News

Protecting, preserving, and restoring the floodplain

Education, Environmental, Legislative, Sound Rivers

Posted on October 19th, 2020

A Murphy-Brown-owned swine facility West of Trenton, NC, where the lagoon has been over topped by flood waters.

by Matthew Starr, Upper Neuse Riverkeeper

We still have a more than a month left in the 2020 Atlantic hurricane season, but, as it winds down, we need to start thinking about how we can be better prepared for the 2021 hurricane season, the 2022 season, and all the hurricane seasons in the years that will follow.

Rising seas and more frequent storms are expected to increase the areas of the United States at risk of floods by up to 45 percent by 2100, according to a Federal Emergency Management Agency study.

We’re going to be hit hard, by most projections.
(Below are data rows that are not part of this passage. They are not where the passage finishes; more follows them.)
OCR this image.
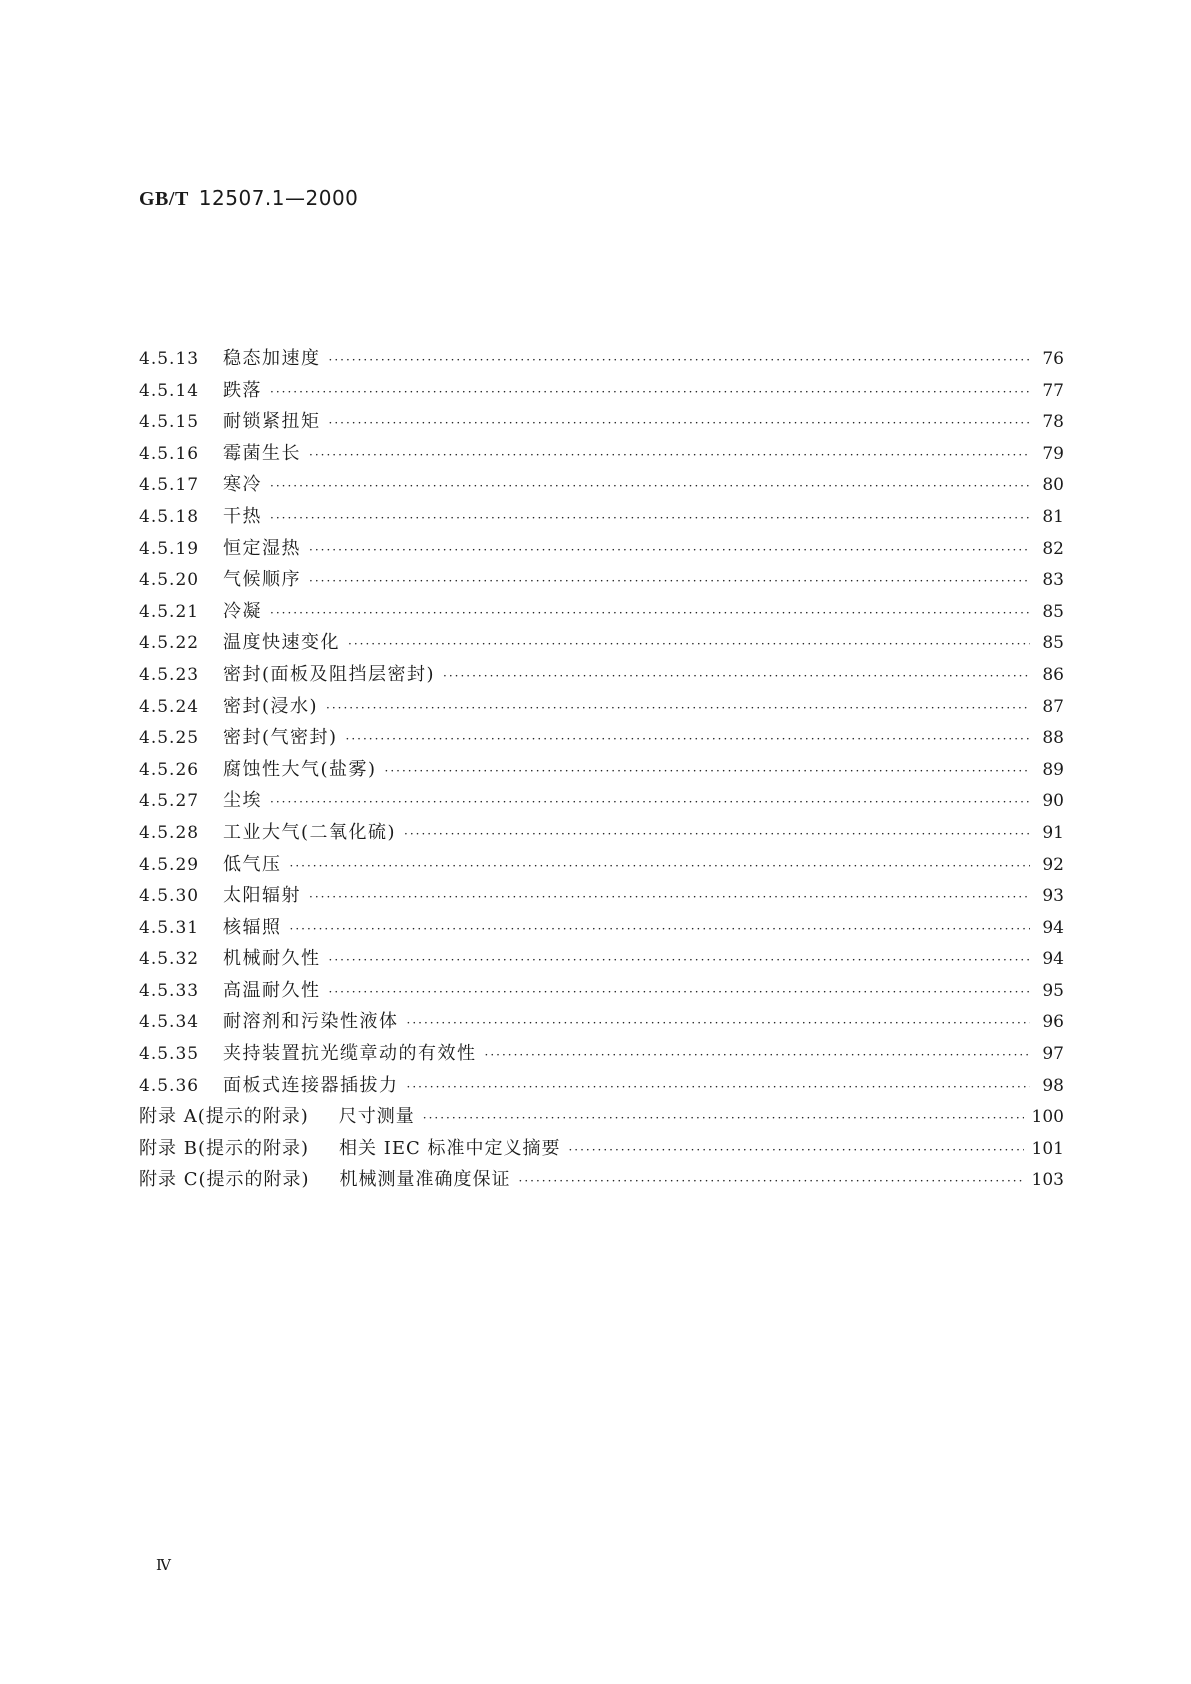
GB/T 12507.1—2000
4.5.13	稳态加速度 ·····	76
4.5.14	跌落 ·····	77
4.5.15	耐锁紧扭矩 ·····	78
4.5.16	霉菌生长 ·····	79
4.5.17	寒冷 ·····	80
4.5.18	干热 ·····	81
4.5.19	恒定湿热 ·····	82
4.5.20	气候顺序 ·····	83
4.5.21	冷凝 ·····	85
4.5.22	温度快速变化 ·····	85
4.5.23	密封(面板及阻挡层密封) ·····	86
4.5.24	密封(浸水) ·····	87
4.5.25	密封(气密封) ·····	88
4.5.26	腐蚀性大气(盐雾) ·····	89
4.5.27	尘埃 ·····	90
4.5.28	工业大气(二氧化硫) ·····	91
4.5.29	低气压 ·····	92
4.5.30	太阳辐射 ·····	93
4.5.31	核辐照 ·····	94
4.5.32	机械耐久性 ·····	94
4.5.33	高温耐久性 ·····	95
4.5.34	耐溶剂和污染性液体 ·····	96
4.5.35	夹持装置抗光缆章动的有效性 ·····	97
4.5.36	面板式连接器插拔力 ·····	98
附录 A(提示的附录)	尺寸测量 ·····	100
附录 B(提示的附录)	相关 IEC 标准中定义摘要 ·····	101
附录 C(提示的附录)	机械测量准确度保证 ·····	103
Ⅳ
High tide flooding, defined as water levels of 1.6 to 2.1 feet above the average height of the highest tide, is projected to become a nearly daily occurrence by 2100, according to the North Carolina Climate Science Report. The same report found it is likely that the frequency and severity of inland flooding will increase as well.
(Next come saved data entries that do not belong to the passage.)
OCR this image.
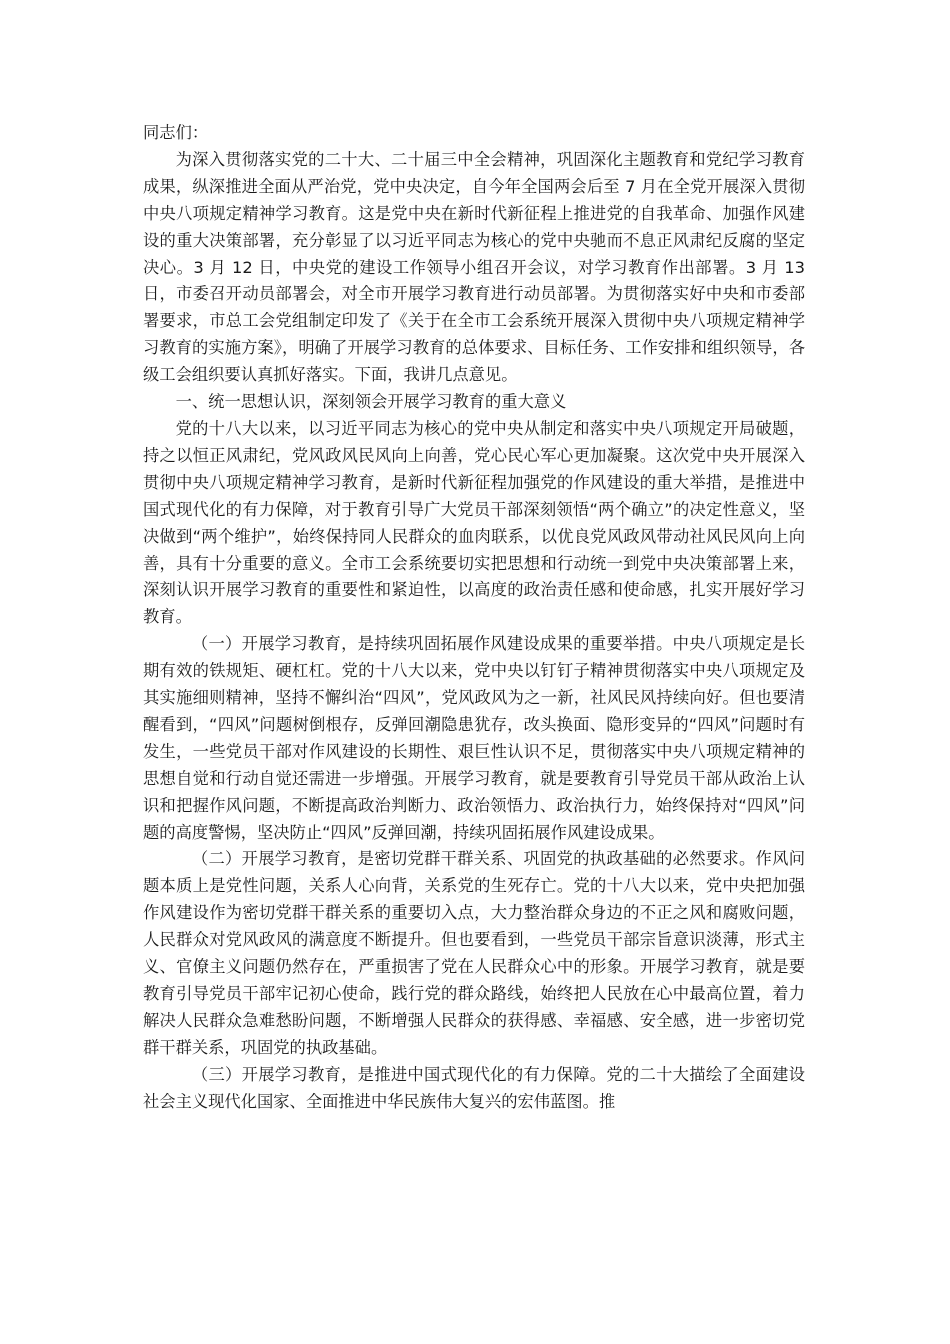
同志们：

为深入贯彻落实党的二十大、二十届三中全会精神，巩固深化主题教育和党纪学习教育成果，纵深推进全面从严治党，党中央决定，自今年全国两会后至 7 月在全党开展深入贯彻中央八项规定精神学习教育。这是党中央在新时代新征程上推进党的自我革命、加强作风建设的重大决策部署，充分彰显了以习近平同志为核心的党中央驰而不息正风肃纪反腐的坚定决心。3 月 12 日，中央党的建设工作领导小组召开会议，对学习教育作出部署。3 月 13 日，市委召开动员部署会，对全市开展学习教育进行动员部署。为贯彻落实好中央和市委部署要求，市总工会党组制定印发了《关于在全市工会系统开展深入贯彻中央八项规定精神学习教育的实施方案》，明确了开展学习教育的总体要求、目标任务、工作安排和组织领导，各级工会组织要认真抓好落实。下面，我讲几点意见。

一、统一思想认识，深刻领会开展学习教育的重大意义

党的十八大以来，以习近平同志为核心的党中央从制定和落实中央八项规定开局破题，持之以恒正风肃纪，党风政风民风向上向善，党心民心军心更加凝聚。这次党中央开展深入贯彻中央八项规定精神学习教育，是新时代新征程加强党的作风建设的重大举措，是推进中国式现代化的有力保障，对于教育引导广大党员干部深刻领悟“两个确立”的决定性意义，坚决做到“两个维护”，始终保持同人民群众的血肉联系，以优良党风政风带动社风民风向上向善，具有十分重要的意义。全市工会系统要切实把思想和行动统一到党中央决策部署上来，深刻认识开展学习教育的重要性和紧迫性，以高度的政治责任感和使命感，扎实开展好学习教育。

（一）开展学习教育，是持续巩固拓展作风建设成果的重要举措。中央八项规定是长期有效的铁规矩、硬杠杠。党的十八大以来，党中央以钉钉子精神贯彻落实中央八项规定及其实施细则精神，坚持不懈纠治“四风”，党风政风为之一新，社风民风持续向好。但也要清醒看到，“四风”问题树倒根存，反弹回潮隐患犹存，改头换面、隐形变异的“四风”问题时有发生，一些党员干部对作风建设的长期性、艰巨性认识不足，贯彻落实中央八项规定精神的思想自觉和行动自觉还需进一步增强。开展学习教育，就是要教育引导党员干部从政治上认识和把握作风问题，不断提高政治判断力、政治领悟力、政治执行力，始终保持对“四风”问题的高度警惕，坚决防止“四风”反弹回潮，持续巩固拓展作风建设成果。

（二）开展学习教育，是密切党群干群关系、巩固党的执政基础的必然要求。作风问题本质上是党性问题，关系人心向背，关系党的生死存亡。党的十八大以来，党中央把加强作风建设作为密切党群干群关系的重要切入点，大力整治群众身边的不正之风和腐败问题，人民群众对党风政风的满意度不断提升。但也要看到，一些党员干部宗旨意识淡薄，形式主义、官僚主义问题仍然存在，严重损害了党在人民群众心中的形象。开展学习教育，就是要教育引导党员干部牢记初心使命，践行党的群众路线，始终把人民放在心中最高位置，着力解决人民群众急难愁盼问题，不断增强人民群众的获得感、幸福感、安全感，进一步密切党群干群关系，巩固党的执政基础。

（三）开展学习教育，是推进中国式现代化的有力保障。党的二十大描绘了全面建设社会主义现代化国家、全面推进中华民族伟大复兴的宏伟蓝图。推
How much that flooding increases in 80 years will be determined, in part, by what we do today. It will be determined by what we build, where we build it —  and what we preserve.

Protecting, preserving, and restoring the floodplain is the cheapest and easiest way for North Carolina to protect its communities from hurricanes and flooding.

Investing in our natural infrastructure now — infrastructure like wetlands, forests, and swamps — will save us clean-up costs later. For instance, a one acre wetland, one foot deep, can hold approximately 330,000 gallons of water. By some estimates, that 330,000 gallons is enough to flood 13 average-sized homes in thigh-deep water. The wetland you save today may save your house down the line.

But, unfortunately that isn’t how we’ve been thinking. Even as storms get worse and more frequent, North Carolina’s regulations often still only require sources of pollution, such as swine waste management systems, to withstand 25-year storms. As we all know, we’ve had two storms in the last five years that were, based on probability, 1,000-year storms.

We need to increase funding for programs that remove buildings from the floodplain.

North Carolina’s floodplain is currently home to many of the state’s factory pork operations, which house nearly 9 million swine. After Hurricane Matthew my organization, Sound Rivers, was a co-applicant for federal funding for the swine fund buyout program. We need to buy out more operations, which keep millions of gallons of swine waste in open pits, so they’re not in the path of future hurricanes.

Our floodplains are also home to many of the state’s industrial poultry operations, as well as a variety of commercial buildings, and many wastewater treatment plants.

This needs to change. This is an urban and a rural problem. Even in the urban parts of the Neuse basin, there are still homes being built in the floodplain.

This has to stop. And we need to change some laws to make this happen.

For instance, poultry operations currently need little more than a building permit to open shop, no matter how flood-prone an area is. In flood-prone Robeson County, the population of chickens and turkeys increased by 80 percent between 2012 and 2019, reaching 24 million.

We know where that can go wrong. Hurricane Florence flooded operations that housed 3.4 million birds.

This industry is just one example. It’s clear we need stricter floodplain development regulations for all commercial and residential development, as well as keeping wastewater treatment plants out of flood prone areas. Building new poultry operations, which can house tens of thousands of birds and their waste in a floodplain is a health hazard. Building Crabtree Valley Mall on a floodplain has and been and will continue to be a financial hazard.

We can’t afford either.

Floodplain buyout and restoration is not only the cheapest form to mitigate flood impacts — it’s also the only permanent one. When a floodplain has no structures, there’s nothing to flood.

Being prepared for more frequent and severe storms in the coming years — and decades — means that we’ll have to shift our mindset.

We need to focus more on preparing for hurricanes and floods. Doing so is the only way we’ll be able to focus less on responding to them.